The Old Man and the Chord of C

The man in the above picture should be known by all students of the college variety. He is the greatest novelist that ever lived. Ernest Hemingway. The picture was taken aboard his yacht, the Pilar, circa 1950. About when this picture was taken, Hemingway published The Old Man and the Sea. The novella marked Hemingway's return to writing 12 years after his last successful work (For Whom the Bell Tolls). The book is about an aging fisherman and his battle with an epic marlin -a man past his prime struggling to recover the glory of his younger years. One can argue that Hemingway is actually writing very self-consciously about his craft and his form, but this would make a better paper than a blog post. So why discuss Hemingway on a music site?

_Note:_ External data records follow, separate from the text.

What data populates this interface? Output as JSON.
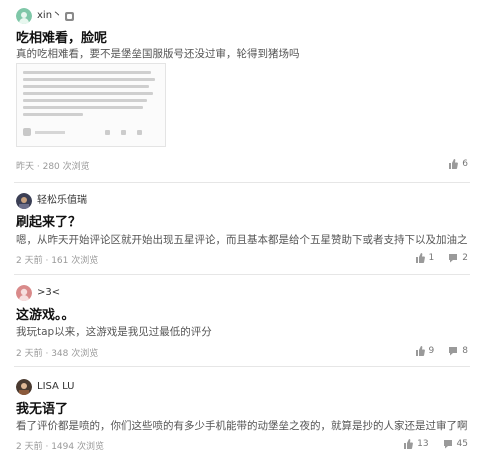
{
  "comments": [
    {
      "user": "xin丶",
      "has_badge": true,
      "title": "吃相难看，脸呢",
      "body": "真的吃相难看，要不是堡垒国服版号还没过审，轮得到猪场吗",
      "time": "昨天",
      "views": "280 次浏览",
      "likes": "6"
    },
    {
      "user": "轻松乐值瑞",
      "title": "刷起来了？",
      "body": "嗯，从昨天开始评论区就开始出现五星评论，而且基本都是给个五星赞助下或者支持下以及加油之...",
      "time": "2 天前",
      "views": "161 次浏览",
      "likes": "1",
      "comments": "2"
    },
    {
      "user": ">3<",
      "title": "这游戏。。",
      "body": "我玩tap以来，这游戏是我见过最低的评分",
      "time": "2 天前",
      "views": "348 次浏览",
      "likes": "9",
      "comments": "8"
    },
    {
      "user": "LISA LU",
      "title": "我无语了",
      "body": "看了评价都是喷的，你们这些喷的有多少手机能带的动堡垒之夜的，就算是抄的人家还是过审了啊...",
      "time": "2 天前",
      "views": "1494 次浏览",
      "likes": "13",
      "comments": "45"
    }
  ],
  "colors": {
    "divider": "#e6e6e6",
    "meta_text": "#999999",
    "title_text": "#111111"
  },
  "icons": {
    "like": "thumbs-up-icon",
    "comment": "comment-bubble-icon",
    "badge": "badge-icon"
  }
}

This is the band Weezer. You've probably heard of them as well. After all, they did release the best album ever. And now, they've released a new album known colloquially as The Red Album.

And I love it.

A lot of people don't. That's fine. I get it. But just hear me out. The Red Album has everything I love Weezer for. Lots of heavy and distorted riffs, at times silly lyrics, and Rivers Cuomo (third from left -note the killer moustache). Rivers took time off in the wake of the last Weezer album to finish Harvard, where (I can only assume) he read some Hemingway. And in discovering Hemingway's self-developed, self-aware, and self-criticizing voice Rivers had an epiphany. He realized, as many had in the aftermath of Make Believe, that Weezer could never live up to its own hype. Especially now that those of us who were raised on the Blue Album and Pinkerton had come of age. Even Weezer had aged. So the band wrote an album entirely about how awesome they are. And many of the reviews against the new album point out that Weezer hasn't been awesome since Pinkerton. While I would argue this point in favor of the Green Album, it's more important to realize that Rivers doesn't actually think he is the greatest man that ever lived. But you have too look at the irony behind the act. While Rivers is singing about his own greatness, he realizes that that has faded. And the reviewers that blast the album are playing right into River's point. People long for a Weezer that existed somewhere between the release of the Blue Album and Pinkerton. That Weezer is dead. There's a different Weezer now. And Rivers has come to terms with that. In The Greatest Man That Ever Lived, he says, "Somebody said all the world's a stage // and each of us is a player. // That's what I've been trying to tell you. // In act I, I was struggling to survive. // Nobody wanted my action dead or alive. // In act II, I hit the big time, // and bodies be all up on my behind." Well that someone was Shakespeare, another figure I can only assume Rivers came across during his time at Harvard. But Shakespeare's Act II's don't end with the hero reaching the top and staying there. They fall. But at least Weezer knows it, can have some fun with it -or despite it, and makes some damn good music.

Video: Pork & Beans


Audio:Weezer - The Greatest Man That Ever Lived (Variations On A Shaker Hymn)
(Apparently Rivers didn't learn the difference between 'who' and 'that' at Harvard.)